La politización de la mascarilla también ha generado posiciones intelectuales absurdas. En Francia, el filósofo Bernard-Henri Lévy recorre los medios de comunicación para denunciar a la «dictadura de los Gobiernos» y al «poder médico» (sic) que le imponen el uso de la mascarilla y le prohíben estrechar la mano y besar a quien quiera. Esta postura es relativamente popular, aunque es moralmente inaceptable: usamos la mascarilla y mantenemos la distancia para proteger a los demás, por altruismo más que por egoísmo.
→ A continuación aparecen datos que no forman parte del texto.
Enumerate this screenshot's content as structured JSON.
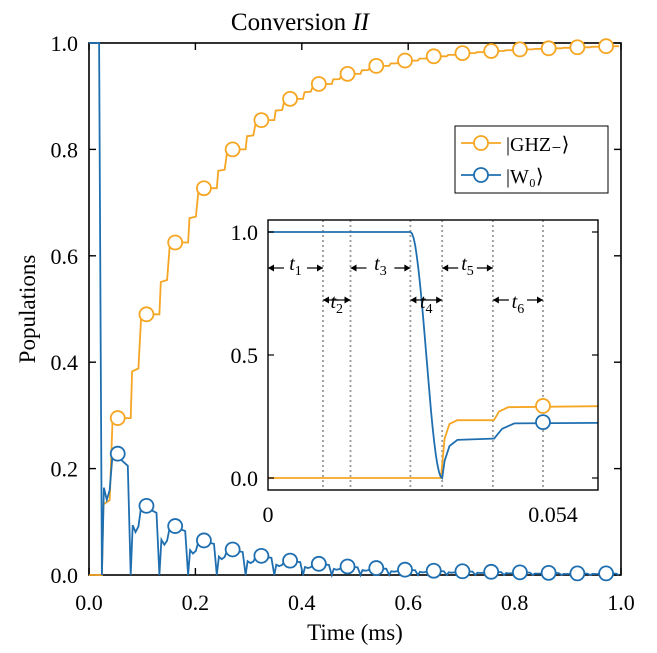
{
  "chart_data": {
    "type": "line",
    "title": "Conversion",
    "title_symbol": "II",
    "xlabel": "Time (ms)",
    "ylabel": "Populations",
    "xlim": [
      0,
      1
    ],
    "ylim": [
      0,
      1
    ],
    "xticks": [
      "0.0",
      "0.2",
      "0.4",
      "0.6",
      "0.8",
      "1.0"
    ],
    "yticks": [
      "0.0",
      "0.2",
      "0.4",
      "0.6",
      "0.8",
      "1.0"
    ],
    "legend_position": "upper-right",
    "colors": {
      "ghz": "#f5a623",
      "w0": "#1f6fb0"
    },
    "series": [
      {
        "key": "ghz",
        "name": "|GHZ₋⟩",
        "marker_x": [
          0.054,
          0.108,
          0.162,
          0.216,
          0.27,
          0.324,
          0.378,
          0.432,
          0.486,
          0.54,
          0.594,
          0.648,
          0.702,
          0.756,
          0.81,
          0.864,
          0.918,
          0.972
        ],
        "marker_y": [
          0.295,
          0.49,
          0.625,
          0.727,
          0.8,
          0.855,
          0.895,
          0.923,
          0.942,
          0.957,
          0.967,
          0.975,
          0.981,
          0.985,
          0.988,
          0.99,
          0.992,
          0.994
        ]
      },
      {
        "key": "w0",
        "name": "|W₀⟩",
        "marker_x": [
          0.054,
          0.108,
          0.162,
          0.216,
          0.27,
          0.324,
          0.378,
          0.432,
          0.486,
          0.54,
          0.594,
          0.648,
          0.702,
          0.756,
          0.81,
          0.864,
          0.918,
          0.972
        ],
        "marker_y": [
          0.228,
          0.13,
          0.092,
          0.065,
          0.048,
          0.036,
          0.027,
          0.021,
          0.016,
          0.013,
          0.01,
          0.008,
          0.007,
          0.006,
          0.005,
          0.004,
          0.003,
          0.003
        ]
      }
    ],
    "inset": {
      "xlim": [
        0,
        0.054
      ],
      "ylim": [
        0,
        1
      ],
      "xticks": [
        "0",
        "0.054"
      ],
      "yticks": [
        "0.0",
        "0.5",
        "1.0"
      ],
      "segment_boundaries": [
        0.009,
        0.0135,
        0.0233,
        0.0285,
        0.0368,
        0.045
      ],
      "segment_labels": [
        "t1",
        "t2",
        "t3",
        "t4",
        "t5",
        "t6"
      ],
      "ghz_marker": {
        "x": 0.045,
        "y": 0.293
      },
      "w0_marker": {
        "x": 0.045,
        "y": 0.227
      }
    }
  }
}
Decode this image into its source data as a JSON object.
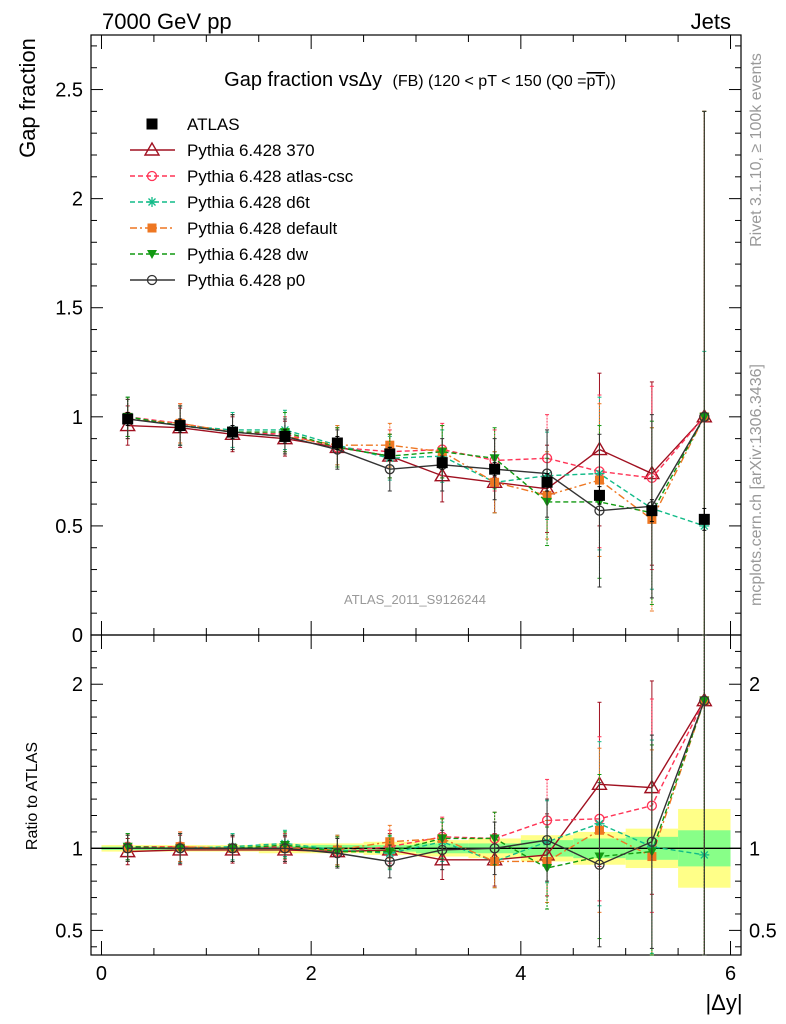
{
  "header": {
    "energy_label": "7000 GeV pp",
    "process_label": "Jets"
  },
  "side_text": {
    "rivet": "Rivet 3.1.10, ≥ 100k events",
    "mcplots": "mcplots.cern.ch [arXiv:1306.3436]"
  },
  "colors": {
    "atlas": "#000000",
    "p370": "#a01020",
    "atlas_csc": "#ff3355",
    "d6t": "#11bb88",
    "default": "#ee7722",
    "dw": "#119911",
    "p0": "#333333",
    "band_yellow": "#ffff88",
    "band_green": "#88ff88"
  },
  "chart_data": [
    {
      "type": "line",
      "panel": "main",
      "title": "Gap fraction vsΔy (FB) (120 < pT < 150 (Q0 =pT))",
      "title_parts": {
        "main": "Gap fraction vsΔy",
        "sub": "(FB) (120 < pT < 150 (Q0 =",
        "overline": "pT",
        "close": "))"
      },
      "ylabel": "Gap fraction",
      "watermark": "ATLAS_2011_S9126244",
      "xlim": [
        -0.1,
        6.1
      ],
      "ylim": [
        0,
        2.75
      ],
      "y_ticks": [
        0,
        0.5,
        1,
        1.5,
        2,
        2.5
      ],
      "y_tick_labels": [
        "0",
        "0.5",
        "1",
        "1.5",
        "2",
        "2.5"
      ],
      "legend_position": "top-left",
      "x": [
        0.25,
        0.75,
        1.25,
        1.75,
        2.25,
        2.75,
        3.25,
        3.75,
        4.25,
        4.75,
        5.25,
        5.75
      ],
      "series": [
        {
          "key": "atlas",
          "name": "ATLAS",
          "marker": "square",
          "line": "none",
          "values": [
            0.99,
            0.96,
            0.93,
            0.91,
            0.88,
            0.83,
            0.79,
            0.76,
            0.7,
            0.64,
            0.57,
            0.53
          ],
          "errors": [
            0.03,
            0.03,
            0.03,
            0.03,
            0.03,
            0.03,
            0.03,
            0.03,
            0.04,
            0.04,
            0.05,
            0.05
          ]
        },
        {
          "key": "p370",
          "name": "Pythia 6.428 370",
          "marker": "triangle-open",
          "line": "solid",
          "values": [
            0.96,
            0.95,
            0.92,
            0.9,
            0.86,
            0.82,
            0.73,
            0.7,
            0.67,
            0.85,
            0.74,
            1.0
          ],
          "errors": [
            0.09,
            0.09,
            0.08,
            0.08,
            0.09,
            0.1,
            0.12,
            0.14,
            0.2,
            0.35,
            0.42,
            1.4
          ]
        },
        {
          "key": "atlas_csc",
          "name": "Pythia 6.428 atlas-csc",
          "marker": "circle-open",
          "line": "dashed",
          "values": [
            1.0,
            0.97,
            0.93,
            0.92,
            0.86,
            0.84,
            0.85,
            0.8,
            0.81,
            0.75,
            0.72,
            1.0
          ],
          "errors": [
            0.09,
            0.09,
            0.08,
            0.08,
            0.09,
            0.1,
            0.12,
            0.14,
            0.2,
            0.35,
            0.42,
            1.4
          ]
        },
        {
          "key": "d6t",
          "name": "Pythia 6.428 d6t",
          "marker": "star",
          "line": "dashed",
          "values": [
            1.0,
            0.96,
            0.94,
            0.94,
            0.87,
            0.81,
            0.82,
            0.7,
            0.73,
            0.74,
            0.58,
            0.5
          ],
          "errors": [
            0.09,
            0.09,
            0.08,
            0.09,
            0.09,
            0.1,
            0.12,
            0.14,
            0.2,
            0.35,
            0.37,
            0.8
          ]
        },
        {
          "key": "default",
          "name": "Pythia 6.428 default",
          "marker": "square-filled",
          "line": "dashdot",
          "values": [
            0.99,
            0.97,
            0.93,
            0.91,
            0.87,
            0.87,
            0.84,
            0.7,
            0.64,
            0.71,
            0.53,
            1.0
          ],
          "errors": [
            0.09,
            0.09,
            0.08,
            0.08,
            0.09,
            0.1,
            0.12,
            0.14,
            0.2,
            0.35,
            0.42,
            1.4
          ]
        },
        {
          "key": "dw",
          "name": "Pythia 6.428 dw",
          "marker": "triangle-down-filled",
          "line": "dashed",
          "values": [
            1.0,
            0.96,
            0.93,
            0.93,
            0.86,
            0.82,
            0.84,
            0.81,
            0.61,
            0.61,
            0.56,
            1.0
          ],
          "errors": [
            0.09,
            0.09,
            0.08,
            0.09,
            0.09,
            0.1,
            0.12,
            0.14,
            0.2,
            0.35,
            0.42,
            1.4
          ]
        },
        {
          "key": "p0",
          "name": "Pythia 6.428 p0",
          "marker": "circle-open",
          "line": "solid",
          "values": [
            0.99,
            0.96,
            0.93,
            0.91,
            0.85,
            0.76,
            0.78,
            0.76,
            0.74,
            0.57,
            0.59,
            1.0
          ],
          "errors": [
            0.09,
            0.09,
            0.08,
            0.08,
            0.09,
            0.1,
            0.12,
            0.14,
            0.2,
            0.35,
            0.42,
            1.4
          ]
        }
      ]
    },
    {
      "type": "line",
      "panel": "ratio",
      "ylabel": "Ratio to ATLAS",
      "xlabel": "|Δy|",
      "xlim": [
        -0.1,
        6.1
      ],
      "ylim": [
        0.35,
        2.3
      ],
      "y_ticks": [
        0.5,
        1,
        2
      ],
      "y_tick_labels": [
        "0.5",
        "1",
        "2"
      ],
      "x_ticks": [
        0,
        2,
        4,
        6
      ],
      "x_tick_labels": [
        "0",
        "2",
        "4",
        "6"
      ],
      "x_edges": [
        0,
        0.5,
        1,
        1.5,
        2,
        2.5,
        3,
        3.5,
        4,
        4.5,
        5,
        5.5,
        6
      ],
      "band_outer": [
        0.02,
        0.02,
        0.02,
        0.03,
        0.03,
        0.04,
        0.05,
        0.06,
        0.08,
        0.1,
        0.12,
        0.24
      ],
      "band_inner": [
        0.01,
        0.01,
        0.01,
        0.015,
        0.02,
        0.02,
        0.03,
        0.03,
        0.05,
        0.06,
        0.07,
        0.11
      ],
      "x": [
        0.25,
        0.75,
        1.25,
        1.75,
        2.25,
        2.75,
        3.25,
        3.75,
        4.25,
        4.75,
        5.25,
        5.75
      ],
      "series": [
        {
          "key": "p370",
          "values": [
            0.98,
            0.99,
            0.99,
            0.99,
            0.98,
            0.99,
            0.93,
            0.93,
            0.96,
            1.39,
            1.37,
            1.9
          ],
          "errors": [
            0.08,
            0.09,
            0.08,
            0.08,
            0.09,
            0.1,
            0.12,
            0.16,
            0.25,
            0.5,
            0.65,
            2.7
          ]
        },
        {
          "key": "atlas_csc",
          "values": [
            1.01,
            1.01,
            1.0,
            1.01,
            0.98,
            1.01,
            1.07,
            1.06,
            1.17,
            1.18,
            1.26,
            1.9
          ],
          "errors": [
            0.08,
            0.09,
            0.08,
            0.08,
            0.09,
            0.1,
            0.12,
            0.16,
            0.25,
            0.5,
            0.65,
            2.7
          ]
        },
        {
          "key": "d6t",
          "values": [
            1.01,
            1.0,
            1.01,
            1.03,
            0.99,
            0.97,
            1.04,
            0.92,
            1.04,
            1.15,
            1.01,
            0.96
          ],
          "errors": [
            0.08,
            0.09,
            0.08,
            0.08,
            0.09,
            0.1,
            0.12,
            0.16,
            0.25,
            0.5,
            0.65,
            1.5
          ]
        },
        {
          "key": "default",
          "values": [
            1.0,
            1.01,
            1.0,
            1.0,
            0.99,
            1.04,
            1.06,
            0.92,
            0.92,
            1.11,
            0.95,
            1.9
          ],
          "errors": [
            0.08,
            0.09,
            0.08,
            0.08,
            0.09,
            0.1,
            0.12,
            0.16,
            0.25,
            0.5,
            0.65,
            2.7
          ]
        },
        {
          "key": "dw",
          "values": [
            1.01,
            1.0,
            1.0,
            1.02,
            0.98,
            0.98,
            1.06,
            1.06,
            0.88,
            0.95,
            0.98,
            1.9
          ],
          "errors": [
            0.08,
            0.09,
            0.08,
            0.08,
            0.09,
            0.1,
            0.12,
            0.16,
            0.25,
            0.5,
            0.65,
            2.7
          ]
        },
        {
          "key": "p0",
          "values": [
            1.0,
            1.0,
            1.0,
            1.0,
            0.97,
            0.92,
            0.99,
            1.0,
            1.05,
            0.9,
            1.04,
            1.9
          ],
          "errors": [
            0.08,
            0.09,
            0.08,
            0.08,
            0.09,
            0.1,
            0.12,
            0.16,
            0.25,
            0.5,
            0.65,
            2.7
          ]
        }
      ]
    }
  ]
}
Por absurdas e inmorales que puedan ser estas posturas, provocan cierta violencia: en Francia, el asalto a los conductores de autobús que exigen el uso de mascarillas, obligatorio en el transporte público, no es, sin duda, consecuencia directa de la lectura de Bernard-Henri Lévy, pero es parte de un clima intelectual pseudolibertario, consecuencia de la burocratización de las mascarillas.

Aparte del asunto de las mascarillas, trágico en sí mismo, estamos descubriendo una vez más lo mal preparados que están los liberales para hacer que sus voces y sus análisis se escuchen. Los burócratas poseen un poder policial y una influencia mediática que los liberales no tienen. Por consiguiente, los pueblos ignoran que hay opciones y, para su desgracia, ceden ante los más poderosos. Esta falta de opciones conduce a la muerte.